For a few years now, I also have had problems with what I have assumed is low blood sugar. Often, if I don't eat within four or five hours of breakfast, I feel lightheaded, my hands shake, I feel nervous/jittery and I have an urgent need to eat something. I hadn't noticed any problems at other times of the day until this past year.
A couple of years ago, I started drinking one can of cola every day at my desk, after lunch. Then, a year ago, I started having a "low blood sugar" problem soon after I was finished drinking the Coke. It has become progressively worse over the past year and feels so horrible that I have stopped having the Coke altogether. It makes me feel so lightheaded I almost think I can fall over or pass out. My hands tremble terribly and feel clumsy. The only thing that makes me feel better is eating something like a yogurt or cookies, but it takes a while to kick in, though.
I am not in a high risk group for diabetes, except that I don't exercise much. With the Coke problem getting worse, it makes me wonder. Can diabetes or hypoglycemia cause these symptoms? What else could be the problem?

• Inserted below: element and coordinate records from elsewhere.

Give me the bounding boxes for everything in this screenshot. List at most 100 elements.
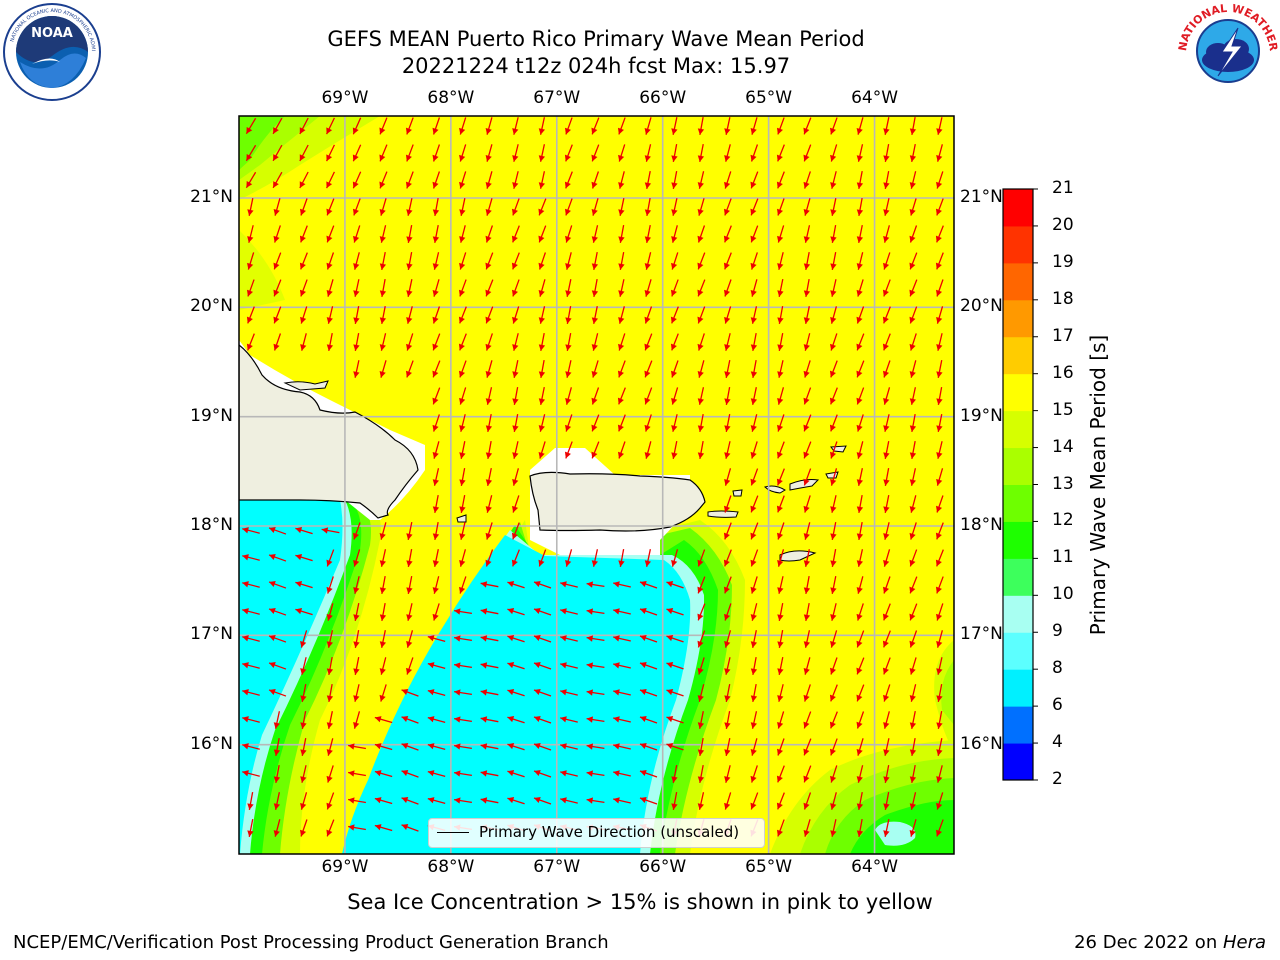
wave-arrow-head [269,580,276,587]
wave-arrow-head [560,608,567,615]
wave-arrow-head [401,796,409,803]
wave-arrow-head [909,208,916,216]
wave-arrow-head [883,506,890,513]
wave-arrow-head [507,608,515,615]
wave-arrow-head [750,154,757,162]
lon-label-bottom: 64°W [851,857,899,877]
wave-arrow-head [352,154,359,162]
wave-arrow-head [511,532,518,540]
wave-arrow-head [883,182,890,189]
wave-arrow-head [534,796,541,804]
wave-arrow-head [432,370,439,378]
wave-arrow-head [883,694,890,702]
wave-arrow-head [459,533,466,540]
wave-arrow-head [348,743,355,750]
wave-arrow-head [882,667,889,675]
wave-arrow-head [856,236,864,243]
colorbar-swatch [1003,595,1033,633]
wave-arrow-head [507,581,515,588]
wave-arrow-head [666,689,674,696]
wave-arrow-head [565,344,572,351]
wave-arrow-head [485,371,492,378]
wave-arrow-head [299,127,306,134]
wave-arrow-head [534,634,541,642]
wave-arrow-head [269,607,276,614]
wave-arrow-head [353,263,360,270]
wave-arrow-head [299,262,306,270]
wave-arrow-head [750,398,758,405]
wave-arrow-head [803,587,811,594]
wave-arrow-head [909,398,917,405]
wave-arrow-head [803,721,810,729]
wave-arrow-head [538,371,546,378]
wave-arrow-head [936,695,943,702]
wave-arrow-head [406,209,413,216]
wave-arrow-head [406,317,413,324]
wave-arrow-head [538,128,545,135]
wave-arrow-head [591,317,599,324]
wave-arrow-head [326,775,333,783]
wave-arrow-head [697,128,705,135]
wave-arrow-head [454,743,461,750]
wave-arrow-head [379,317,387,324]
wave-arrow-head [697,425,705,432]
wave-arrow-head [353,695,360,702]
wave-arrow-head [379,641,387,648]
wave-arrow-head [617,451,625,459]
wave-arrow-head [374,797,382,804]
wave-arrow-head [883,533,890,540]
wave-arrow-head [242,770,249,777]
wave-arrow-head [326,181,333,189]
wave-arrow-head [353,344,360,351]
wave-arrow-head [644,155,651,162]
wave-arrow-head [830,803,837,810]
wave-arrow-head [909,586,916,594]
wave-arrow-head [432,154,439,162]
wave-arrow-head [246,343,253,351]
wave-arrow-head [591,290,599,297]
colorbar-tick-label: 14 [1052,436,1074,457]
wave-arrow-head [644,182,652,189]
wave-arrow-head [454,797,461,804]
wave-arrow-head [480,581,488,588]
wave-arrow-head [803,397,810,405]
wave-arrow-head [565,235,572,243]
wave-arrow-head [591,181,598,189]
wave-arrow-head [803,127,810,135]
wave-arrow-head [666,608,674,615]
wave-arrow-head [697,316,704,324]
wave-arrow-head [882,289,889,297]
wave-arrow-head [405,127,412,135]
footer-branch: NCEP/EMC/Verification Post Processing Pr… [13,932,609,953]
wave-arrow-head [480,635,488,642]
wave-arrow-head [560,770,567,777]
wave-arrow-head [776,748,784,756]
wave-arrow-head [856,316,863,324]
wave-arrow-head [723,532,730,540]
wave-arrow-head [432,424,439,432]
wave-arrow-head [803,775,810,783]
wave-arrow-head [750,641,758,648]
wave-arrow-head [697,452,705,459]
colorbar-tick-label: 11 [1052,547,1074,568]
wave-arrow-head [936,344,943,351]
wave-arrow-head [829,451,837,459]
wave-arrow-head [538,262,545,270]
colorbar-swatch [1003,632,1033,670]
wave-arrow-head [379,587,387,594]
lon-label-top: 65°W [745,88,793,108]
wave-arrow-head [273,749,281,756]
lon-label-top: 66°W [639,88,687,108]
wave-arrow-head [454,770,461,777]
wave-arrow-head [803,424,810,432]
wave-arrow-head [617,424,624,432]
wave-arrow-head [750,775,757,783]
wave-arrow-head [856,182,864,189]
wave-arrow-head [348,824,355,831]
wave-arrow-head [326,802,333,810]
wave-arrow-head [750,451,757,459]
wave-arrow-head [750,668,758,675]
wave-arrow-head [485,398,492,405]
wave-arrow-head [671,803,678,810]
wave-arrow-head [777,532,784,540]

It sounds like you have symptoms that fit the pattern of reactive hypoglycemia, reactive in the sense that some food challenge stimulates the insulin response. Instead of having a normal braking mechanism to shut off insulin secretion when glucose levels fall, you take longer to shut it off and the glucose levels fall to the point of symptoms. Whether this truly puts you at risk for diabetes is debated. I would suggest that there is not definitive data to highlight this relationship. It sounds like you need to think about modifying your diet and using fewer simple sugars.
Most of our patients that have symptoms of reactive hypoglycemia go to the dietitian. Try using diet colas that will not stimulate insulin. Try eating more small, frequent meals with high fiber content. Diet can usually modify the symptoms. I would make sure you speak with your physician about these symptoms. Making diagnoses over the Internet is not the best way to do things. You will want to make sure the symptoms are not from anything else related to medications or other problems.